WEST VIRGINIA.

(Map [5].)

1. Stewartstown, Monongalia County.—Dr. G. F. Wright, in his “Ice Age in Northern America,” fifth edition, page 378, wrote that Dr. I. C. White had reported (Amer. Jour. Sci., ser. 3, vol. XXXIV, pp. 378–379) the finding of a tooth of a mastodon at this place; but in the article quoted nothing is said about a mastodon. Evidently White published this article elsewhere.

The tooth is said to have been dug up on the fifth and highest terrace along Monongahela River. In White’s article, page 378, it is stated that in the region of Morgantown the high-terrace deposits are about 275 feet above low-water in the Monongahela and 1,065 feet above tide. It is probable that the mastodon lived there during the early Pleistocene.

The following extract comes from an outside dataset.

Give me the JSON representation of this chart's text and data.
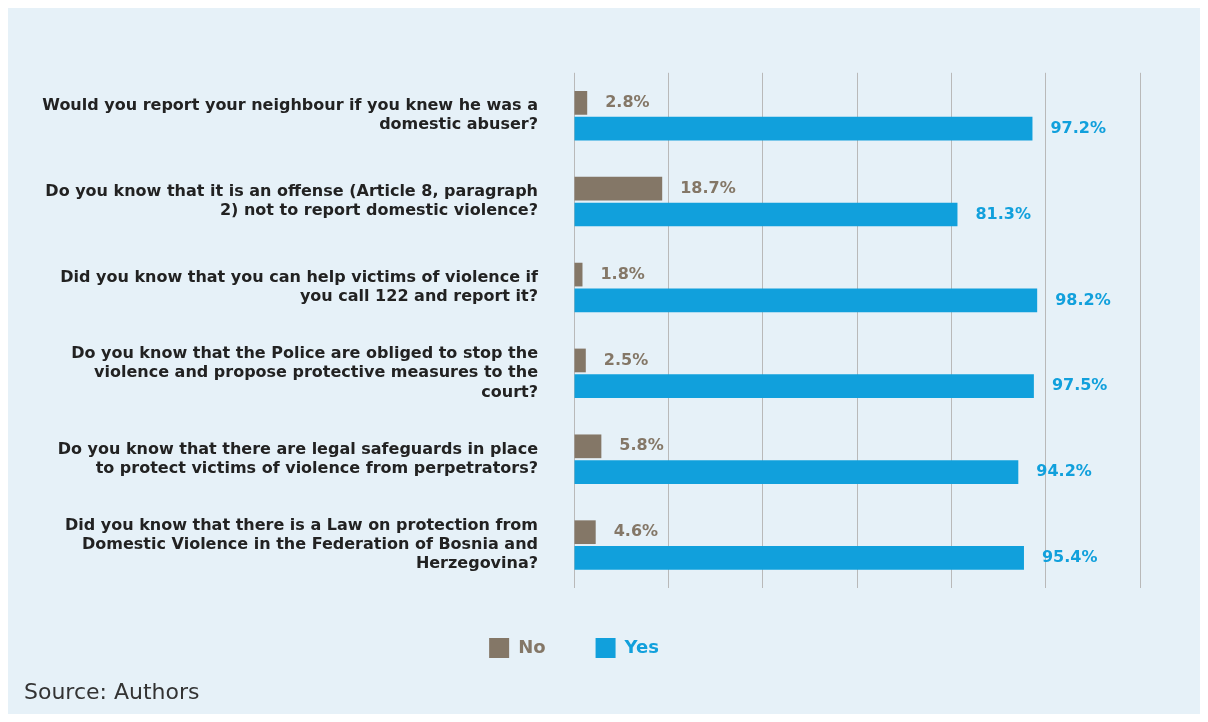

2. Parkersburg, Wood County.—In 1902 the present writer received from Mr. J. W. Miller, of the High School of Williamstown, West Virginia, a letter inclosing photographs of a mastodon tooth, found on Neal Island, 3 miles above Parkersburg. The tooth appears to be the upper left second molar and is furnished with all of its roots. The writer does not know under what conditions the tooth was found. Its perfect state of preservation shows that it could not have been carried far by the stream. For a discussion of the Pleistocene of some parts of West Virginia the reader may consult the paragraphs on pages [354][355].